這真名看著就特么和網名一樣不靠譜,乾脆就用來當網名了。

「我是年糕。大作什麼時候發布?我想看看。」

林玄禮撓撓頭:「音軌和視頻對上就發了,拜託王哥了。我也有幾萬粉絲,不知道這三十多分鐘長的粗糙紀錄片有沒有人愛看,說起宋徽宗這王八蛋,誰愛看這段歷史啊,太憋屈了。我就天天跟這事兒慪氣,之前還有宋徽宗粉跟我對峙,我就把靖康之恥前後開頭經過結果都錄了一遍。」

「哎喲。」年糕捂心口:「靖康之恥啊,太黑暗了。」

林玄禮一攤手:「這次錄完我也不想再提了,誰要是崇拜宋徽宗,就跟他學唄,不抵抗,妥協,只和哄著自己的人玩,出去浪張去,泡會所,沒毛病,車拋錨在草原上我就想明白了,真不應該和傻叉慪氣。走了啊兄弟,上班去了,我網名也是玄禮。」

小麥色運動風的青年男子匆匆忙忙的跳上租來的五菱神車,帶著滴血的後備箱上了路,被交警如臨大敵的攔住檢查,後備箱里只是破掉的保溫箱和四隻羊腿兩大塊羊排。

「全城最大的烤肉店的首席燒烤師,去蒙古自駕游回來,後備箱里有一隻羊留著請朋友聚餐,我覺得挺合理的。」

交警仔細檢查他的證件,貌似沒什麼問題,雖然精幹矯健一看就是練家子,那也不是犯罪分子:「沒有檢疫證書,貨源不合法,不要售賣,只能自己吃。」雖然交警不管這個,這是食品安全和工商的事兒。
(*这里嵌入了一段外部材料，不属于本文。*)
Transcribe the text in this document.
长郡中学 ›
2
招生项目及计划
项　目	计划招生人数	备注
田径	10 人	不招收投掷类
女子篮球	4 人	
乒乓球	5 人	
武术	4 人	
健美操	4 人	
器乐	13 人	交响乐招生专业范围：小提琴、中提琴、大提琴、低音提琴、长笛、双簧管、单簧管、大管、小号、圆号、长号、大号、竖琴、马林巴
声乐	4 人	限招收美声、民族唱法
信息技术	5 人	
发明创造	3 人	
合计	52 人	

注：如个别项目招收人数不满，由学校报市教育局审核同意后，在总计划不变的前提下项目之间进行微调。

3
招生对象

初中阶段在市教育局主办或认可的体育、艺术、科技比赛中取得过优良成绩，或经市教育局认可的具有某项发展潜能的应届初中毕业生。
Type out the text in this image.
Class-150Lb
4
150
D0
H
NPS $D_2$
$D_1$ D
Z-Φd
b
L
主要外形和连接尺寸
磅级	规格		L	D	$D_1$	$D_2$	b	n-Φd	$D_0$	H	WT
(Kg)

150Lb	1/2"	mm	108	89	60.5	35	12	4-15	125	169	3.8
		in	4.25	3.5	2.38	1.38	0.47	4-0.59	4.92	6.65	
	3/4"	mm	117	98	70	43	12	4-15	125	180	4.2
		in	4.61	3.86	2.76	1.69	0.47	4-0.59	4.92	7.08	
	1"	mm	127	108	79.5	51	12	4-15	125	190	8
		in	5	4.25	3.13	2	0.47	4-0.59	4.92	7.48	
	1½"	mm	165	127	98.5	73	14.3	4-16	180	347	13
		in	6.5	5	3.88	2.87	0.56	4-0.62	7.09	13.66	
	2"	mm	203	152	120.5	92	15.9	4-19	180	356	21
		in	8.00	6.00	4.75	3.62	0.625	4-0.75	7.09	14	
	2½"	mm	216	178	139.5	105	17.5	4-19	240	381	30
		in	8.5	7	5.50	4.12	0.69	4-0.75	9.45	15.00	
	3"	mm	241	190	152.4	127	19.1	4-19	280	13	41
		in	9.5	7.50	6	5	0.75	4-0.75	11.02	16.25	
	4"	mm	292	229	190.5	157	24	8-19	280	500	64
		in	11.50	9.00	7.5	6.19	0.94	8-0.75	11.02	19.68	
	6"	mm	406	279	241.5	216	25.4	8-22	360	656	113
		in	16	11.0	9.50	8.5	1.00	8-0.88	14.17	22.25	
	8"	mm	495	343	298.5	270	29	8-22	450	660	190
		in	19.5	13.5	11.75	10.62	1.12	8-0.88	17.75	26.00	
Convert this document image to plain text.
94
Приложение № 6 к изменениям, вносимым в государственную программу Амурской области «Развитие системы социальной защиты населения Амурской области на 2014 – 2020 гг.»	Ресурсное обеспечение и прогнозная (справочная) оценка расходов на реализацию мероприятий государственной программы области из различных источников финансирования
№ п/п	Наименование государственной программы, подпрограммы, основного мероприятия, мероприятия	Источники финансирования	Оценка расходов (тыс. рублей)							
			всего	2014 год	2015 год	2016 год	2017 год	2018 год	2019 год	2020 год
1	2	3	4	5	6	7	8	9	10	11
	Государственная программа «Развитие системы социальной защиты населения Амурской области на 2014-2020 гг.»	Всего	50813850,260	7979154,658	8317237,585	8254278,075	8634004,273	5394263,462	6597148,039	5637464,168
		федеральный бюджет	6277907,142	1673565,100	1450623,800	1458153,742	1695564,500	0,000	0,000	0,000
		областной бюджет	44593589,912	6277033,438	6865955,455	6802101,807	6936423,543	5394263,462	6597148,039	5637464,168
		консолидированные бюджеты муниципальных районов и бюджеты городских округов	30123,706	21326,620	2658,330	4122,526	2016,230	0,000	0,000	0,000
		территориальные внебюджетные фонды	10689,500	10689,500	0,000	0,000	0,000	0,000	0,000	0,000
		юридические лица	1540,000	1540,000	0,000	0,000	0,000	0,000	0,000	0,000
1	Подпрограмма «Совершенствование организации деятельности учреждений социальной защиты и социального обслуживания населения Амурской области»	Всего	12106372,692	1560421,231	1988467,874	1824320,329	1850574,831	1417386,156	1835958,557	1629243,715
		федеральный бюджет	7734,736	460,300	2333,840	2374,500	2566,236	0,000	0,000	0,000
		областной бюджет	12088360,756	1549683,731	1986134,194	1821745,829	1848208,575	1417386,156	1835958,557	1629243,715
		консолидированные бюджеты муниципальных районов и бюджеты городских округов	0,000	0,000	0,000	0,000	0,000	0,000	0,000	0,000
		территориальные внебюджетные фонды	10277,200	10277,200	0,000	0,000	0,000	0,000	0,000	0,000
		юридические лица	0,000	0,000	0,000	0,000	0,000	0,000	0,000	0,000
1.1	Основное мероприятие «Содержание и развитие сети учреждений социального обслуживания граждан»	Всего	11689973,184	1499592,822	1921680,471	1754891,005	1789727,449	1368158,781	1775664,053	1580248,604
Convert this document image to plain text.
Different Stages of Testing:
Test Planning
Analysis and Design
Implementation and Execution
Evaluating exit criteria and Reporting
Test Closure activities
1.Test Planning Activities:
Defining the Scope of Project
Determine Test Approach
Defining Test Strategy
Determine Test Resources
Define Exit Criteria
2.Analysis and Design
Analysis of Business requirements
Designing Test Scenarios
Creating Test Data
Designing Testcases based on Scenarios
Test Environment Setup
「好嘞~朋友要是不來我就凍冰箱里自己吃。倆月不用買肉了。」

出門前已經把冰箱清空,現在除了一塊羊排一根羊腿之外都冷凍,留出來的羊排羊腿腌製冷藏。

匆匆忙忙去上班,手藝絕妙的首席燒烤師受到了經理和同事們的熱烈歡迎,他看見生完孩子回歸工作的經理也格外高興,就連老闆聽說林玄禮結束休假回來工作,也訂了下午的位置,帶朋友來享用最鮮嫩的烤羊排和烤牛肉。

小工們:「林哥這號召力,厲害。」

「林哥出去玩了一個月晒黑了,富婆們要不開心了。」

「林哥是不是終於找到女朋友了?」

「經理回來之後總提起你。」

林玄禮在後廚盯著他們準備食材,有一搭無一搭的閑聊,聽到這兒大笑:「沒有,我練的拳法需要保持元陽,三十歲之前不能交女朋友。」

其實是找不到女朋友,自己長得還不壞,風趣幽默有腹肌體能很好廚藝超強,就想找個笑點合得上學識淵博性格冷靜又愛吃肉還胸大腰細屁股翹的妹子。這樣的好姑娘也挺多——都有男朋友/已婚了!一個落單的都沒有!還都挺幸福的就沒有一個打算分手的。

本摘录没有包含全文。